Zoraya ter Beek is from the Netherlands, she is 28 years old, in good physical health, and lives in a house with two cats and her boyfriend, Stein, a 40-year-old computer programmer whom she has known since she was 17, and who in several interviews assures that she is in love with him. Apparently, a happy life like that of any other young person of his age, but which will end voluntarily at the beginning of May, after the Netherlands has authorized euthanasia.
It will be on the couch at home and without music, he explained. Afterwards, she has asked to be cremated – she does not want a funeral – and for her boyfriend to scatter the ashes in a place in a forest in Oldenzaal, near the border with Germany, where they live, and which they have both already chosen , as she herself told The Free Press on April 1.
It is disconcerting because, in many of the photos dedicated to her these days by the media that echo her, she either appears affectionately embraced by her partner, or smiling and apparently happy. There is nothing to suspect that behind it there is someone who suffers so much for not wanting to continue living.
Since 2017, he has worn a medical medal around his neck with his photo and the following message: “Do not resuscitate”. Because if she suffers an accident or cardiac arrest, no one will try to bring her back to life. She wants to die, but why?
Zoraya ter Beek had always wanted to be a psychiatrist, but she was never able to finish school, let alone a university degree, due to – she claims – severe depression, autism and borderline personality disorder. The doctor told him one day that they had tried everything and there was nothing more they could do. That it would never get better. It was then that he decided to resort to euthanasia. “I’ve always been very clear that if I didn’t improve, I couldn’t move forward.”
She wears evil to the skin, literally. On Ter Beek’s right arm, a semicolon with a worn book. “This represents my depression, a story that is not yet over,” she explained herself in 2017 to the Dutch medium BN DeStem. The other pieces of the puzzle are tattooed on the other wrist, with the following text: “Different, no less”. This represents his autism. Two intertwined hearts represent his relationship with Stein. “A friend helps a lot. Without him I wouldn’t be here.”
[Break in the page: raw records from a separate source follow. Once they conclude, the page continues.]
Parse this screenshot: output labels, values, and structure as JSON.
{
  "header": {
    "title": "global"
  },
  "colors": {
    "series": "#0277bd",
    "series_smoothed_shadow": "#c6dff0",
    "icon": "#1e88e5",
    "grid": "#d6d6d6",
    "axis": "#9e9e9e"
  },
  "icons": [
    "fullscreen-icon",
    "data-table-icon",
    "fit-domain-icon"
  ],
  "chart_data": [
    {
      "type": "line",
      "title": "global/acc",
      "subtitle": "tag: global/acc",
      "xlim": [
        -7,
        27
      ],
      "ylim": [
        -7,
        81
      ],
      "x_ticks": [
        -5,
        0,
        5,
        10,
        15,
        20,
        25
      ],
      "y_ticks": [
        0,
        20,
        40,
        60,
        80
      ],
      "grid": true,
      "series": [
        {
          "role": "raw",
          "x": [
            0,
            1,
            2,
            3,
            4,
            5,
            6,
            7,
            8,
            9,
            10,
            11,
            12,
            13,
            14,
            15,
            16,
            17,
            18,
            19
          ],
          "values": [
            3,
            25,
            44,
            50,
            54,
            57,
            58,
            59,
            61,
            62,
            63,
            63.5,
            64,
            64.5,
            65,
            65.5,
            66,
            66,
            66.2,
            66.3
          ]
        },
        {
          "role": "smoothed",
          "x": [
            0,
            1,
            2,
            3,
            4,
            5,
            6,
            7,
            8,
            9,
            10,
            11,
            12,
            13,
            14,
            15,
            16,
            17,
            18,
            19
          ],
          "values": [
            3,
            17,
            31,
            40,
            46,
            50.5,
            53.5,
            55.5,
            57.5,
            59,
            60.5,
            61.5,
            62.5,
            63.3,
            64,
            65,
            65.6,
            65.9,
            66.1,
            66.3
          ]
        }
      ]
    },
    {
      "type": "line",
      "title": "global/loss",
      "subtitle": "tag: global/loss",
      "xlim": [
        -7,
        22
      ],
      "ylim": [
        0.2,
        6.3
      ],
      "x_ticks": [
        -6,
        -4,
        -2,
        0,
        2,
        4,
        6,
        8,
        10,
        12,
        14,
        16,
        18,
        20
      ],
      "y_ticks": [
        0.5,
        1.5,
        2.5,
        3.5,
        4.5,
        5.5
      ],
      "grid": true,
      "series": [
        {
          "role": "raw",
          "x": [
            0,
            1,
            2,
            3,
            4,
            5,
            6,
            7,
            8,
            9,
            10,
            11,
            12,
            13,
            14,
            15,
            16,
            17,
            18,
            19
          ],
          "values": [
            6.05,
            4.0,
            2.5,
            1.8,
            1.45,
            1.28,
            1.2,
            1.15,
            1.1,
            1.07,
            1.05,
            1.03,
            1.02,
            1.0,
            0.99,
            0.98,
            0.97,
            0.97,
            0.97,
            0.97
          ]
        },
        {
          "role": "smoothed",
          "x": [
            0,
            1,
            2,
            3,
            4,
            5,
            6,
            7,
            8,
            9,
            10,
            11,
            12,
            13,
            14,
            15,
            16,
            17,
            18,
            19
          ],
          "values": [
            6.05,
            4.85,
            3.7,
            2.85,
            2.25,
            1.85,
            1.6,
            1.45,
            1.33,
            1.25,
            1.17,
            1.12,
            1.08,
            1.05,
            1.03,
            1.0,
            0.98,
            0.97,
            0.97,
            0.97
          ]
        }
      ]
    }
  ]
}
The Netherlands was the first country to legalize euthanasia, in 2002. In 2022, deaths by assisted suicide represented 5.1% of all deaths recorded in this country. The case of Zoraya ter Beek has revived the debate about the limits of this practice. There are those who believe that allowing access to young people with – in principle – their whole lives ahead of them and who are physically healthy, even if they have mental health problems, is an invitation to suicide. Others believe that cases like his highlight the excruciating pain of many young people with serious mental problems.
Zoraya’s case is also not the first of a young person who requests euthanasia due to mental problems. Aurelia Brouwers, 29, claimed it for almost ten years. Since she was a teenager she self-harmed, had anorexia and tried to commit suicide about 20 times. Doctors authorized euthanasia in January 2018.
When she was 13, Zoraya turned out to be different. He often self-harmed. A teacher referred her to behavioral experts, but she was unable to get a diagnosis or treatment. Then he came into contact with a boy who supplied him with ecstasy pills. “While others go crazy, it gave me peace,” he explained.
At 16, she thought of swallowing 25 of these pills to end everything, and three years later she became a member of the association that defends the right to euthanasia in the Netherlands. She became a member, she explained, mainly to obtain this anti-resuscitation medical medal.
Finally, in 2015 he received a diagnosis: chronic depression, with an anomaly on the autistic spectrum. Drug treatment began.
The first medicine did not work. Neither the second nor the third. Then, they did a scan to look for neurological changes. Nothing. And at the age of 22, she decided that enough was enough and that she didn’t want to continue living like this, because the situation, according to her, plunged her into unbearable physical and emotional distress.
Her mother knows her daughter’s decision and thinks it is better to resort to euthanasia before Zoraya ends up throwing herself on the train tracks.